Altro punto dolente che spesso frena la beneficenza. Il ricavato delle attività svolte e soprattutto ciò che io dono e tolgo dal mio portafoglio, va veramente tutto in beneficenza?
“Questo è davvero uno dei punti più contestati e oggetto di maggiori equivoci. Diciamo che la legge non dispone criteri precisi in proposito. Innanzitutto c’è una legge morale per cui, tolte le spese effettivamente sostenute per svolgere l’attività, che si tratti di una cena, un’asta di quadri o qualsiasi altro evento, la somma raccolta deve essere destinata tutta allo scopo che si è dichiarato. Se devo inviare dei soldi in Africa ma per raccoglierli ho dovuto affittare un capannone o una sala, logica vuole che, tolto l’affitto del locale, il resto debba andare per intero allo scopo benefico prefissato”.
Tutto qui? La buona fede affidata a un semplice senso morale?
“No, certamente. Ci sono i bilanci che, anche se per tali tipi di organizzazioni non vanno pubblicati, devono essere comunque redatti e approvati dai soci. Tutto deve essere comunque documentato. Ricordiamo che nonostante il mondo del no profit abbia meno burocrazia, è comunque soggetto a una serie di regole.

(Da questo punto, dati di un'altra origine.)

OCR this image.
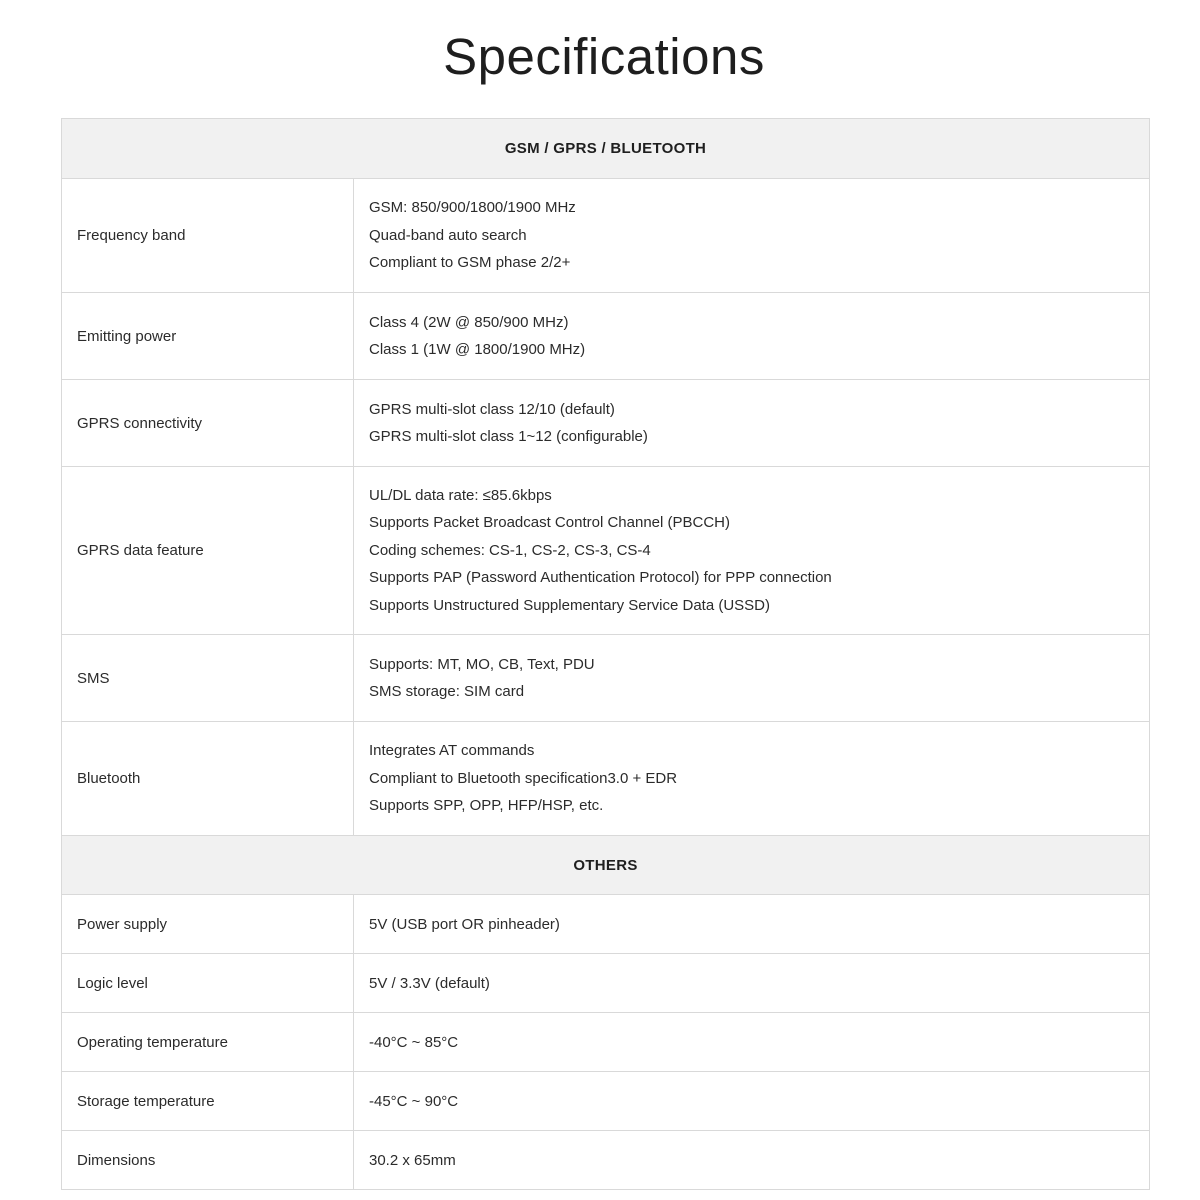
Specifications
GSM / GPRS / BLUETOOTH	
Frequency band	GSM: 850/900/1800/1900 MHz
Quad-band auto search
Compliant to GSM phase 2/2+

Emitting power	Class 4 (2W @ 850/900 MHz)
Class 1 (1W @ 1800/1900 MHz)

GPRS connectivity	GPRS multi-slot class 12/10 (default)
GPRS multi-slot class 1~12 (configurable)

GPRS data feature	UL/DL data rate: ≤85.6kbps
Supports Packet Broadcast Control Channel (PBCCH)
Coding schemes: CS-1, CS-2, CS-3, CS-4
Supports PAP (Password Authentication Protocol) for PPP connection
Supports Unstructured Supplementary Service Data (USSD)

SMS	Supports: MT, MO, CB, Text, PDU
SMS storage: SIM card

Bluetooth	Integrates AT commands
Compliant to Bluetooth specification3.0 + EDR
Supports SPP, OPP, HFP/HSP, etc.

OTHERS	
Power supply	5V (USB port OR pinheader)
Logic level	5V / 3.3V (default)
Operating temperature	-40°C ~ 85°C
Storage temperature	-45°C ~ 90°C
Dimensions	30.2 x 65mm
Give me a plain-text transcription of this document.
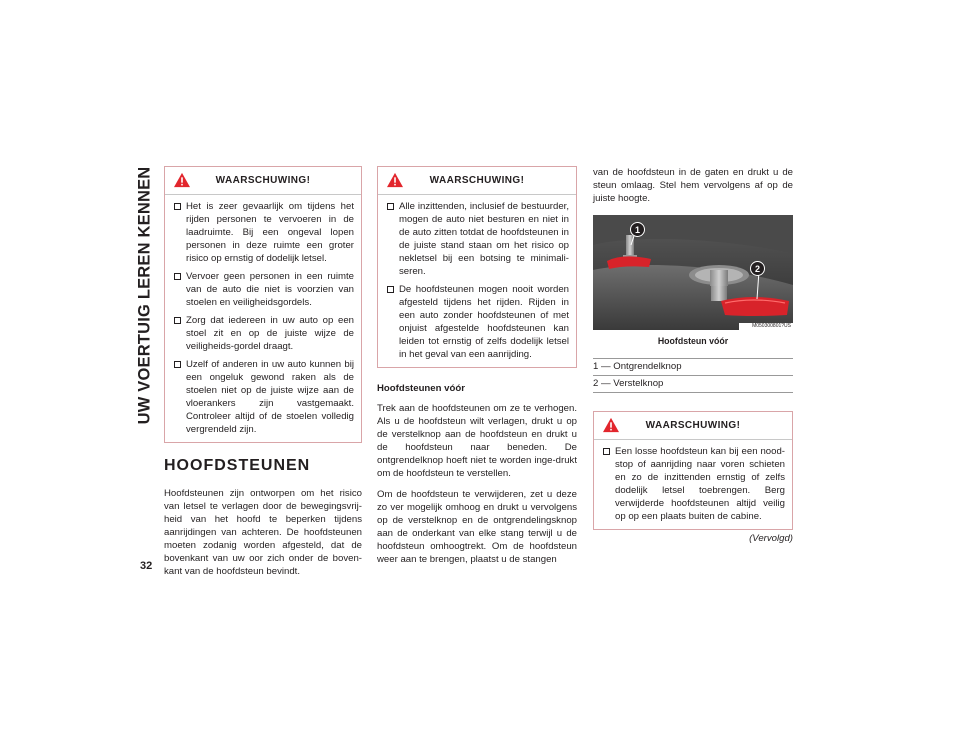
UW VOERTUIG LEREN KENNEN
32
WAARSCHUWING!
Het is zeer gevaarlijk om tijdens het rijden personen te vervoeren in de laadruimte. Bij een ongeval lopen personen in deze ruimte een groter risico op ernstig of dodelijk letsel.
Vervoer geen personen in een ruimte van de auto die niet is voorzien van stoelen en veiligheidsgordels.
Zorg dat iedereen in uw auto op een stoel zit en op de juiste wijze de veiligheids-gordel draagt.
Uzelf of anderen in uw auto kunnen bij een ongeluk gewond raken als de stoelen niet op de juiste wijze aan de vloerankers zijn vastgemaakt. Controleer altijd of de stoelen volledig vergrendeld zijn.
HOOFDSTEUNEN

Hoofdsteunen zijn ontworpen om het risico van letsel te verlagen door de bewegingsvrij-heid van het hoofd te beperken tijdens aanrijdingen van achteren. De hoofdsteunen moeten zodanig worden afgesteld, dat de bovenkant van uw oor zich onder de boven-kant van de hoofdsteun bevindt.

WAARSCHUWING!
Alle inzittenden, inclusief de bestuurder, mogen de auto niet besturen en niet in de auto zitten totdat de hoofdsteunen in de juiste stand staan om het risico op nekletsel bij een botsing te minimali-seren.
De hoofdsteunen mogen nooit worden afgesteld tijdens het rijden. Rijden in een auto zonder hoofdsteunen of met onjuist afgestelde hoofdsteunen kan leiden tot ernstig of zelfs dodelijk letsel in het geval van een aanrijding.
Hoofdsteunen vóór

Trek aan de hoofdsteunen om ze te verhogen. Als u de hoofdsteun wilt verlagen, drukt u op de verstelknop aan de hoofdsteun en drukt u de hoofdsteun naar beneden. De ontgrendelknop hoeft niet te worden inge-drukt om de hoofdsteun te verstellen.

Om de hoofdsteun te verwijderen, zet u deze zo ver mogelijk omhoog en drukt u vervolgens op de verstelknop en de ontgrendelingsknop aan de onderkant van elke stang terwijl u de hoofdsteun omhoogtrekt. Om de hoofdsteun weer aan te brengen, plaatst u de stangen

van de hoofdsteun in de gaten en drukt u de steun omlaag. Stel hem vervolgens af op de juiste hoogte.

1
2
M050300801?US
Hoofdsteun vóór
1 — Ontgrendelknop
2 — Verstelknop
WAARSCHUWING!
Een losse hoofdsteun kan bij een nood-stop of aanrijding naar voren schieten en zo de inzittenden ernstig of zelfs dodelijk letsel toebrengen. Berg verwijderde hoofdsteunen altijd veilig op op een plaats buiten de cabine.
(Vervolgd)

Le associazioni di promozione sociale, ad esempio, se vogliono ottenere i contributi pubblici, devono essere iscritte almeno all’Albo delle Associazioni tenuto dai Comuni e dalle Provincia. In questo modo si verifica che i richiedenti siano veramente delle Associazioni”.
Si vedono anche mamme che raccolgono fondi per le scuole, facendo mercatini in piazza. Qui valgono le stesse regole?
“Vale sempre la regola che il tutto deve essere trasparente e il ricavato deve essere destinato interamente al progetto dichiarato”.
È bene specificare tutto questo, al fine di far divenire le tante richieste di solidarietà sempre più chiare e trasparenti. Così può formarsi quel rapporto di fiducia tra donatore e ricevente. Chiaro che anche se è giusto che questo mondo goda di benefici, proprio per il tipo di finalità perseguite, è però importante la trasparenza. Proprio per evitare che tutto venga classificato ambiguo per colpa di qualche furbetto. Poi, riguardo a leggi, permessi e autorizzazioni, molto dipende anche dal Comune in cui si vive, dal tipo specifico di associazione. Ricordiamo, infatti, che vi sono enti che fanno volontariato, enti di promozione sociale, e altri tipi di associazioni, con regole simili tra loro ma pur sempre diverse.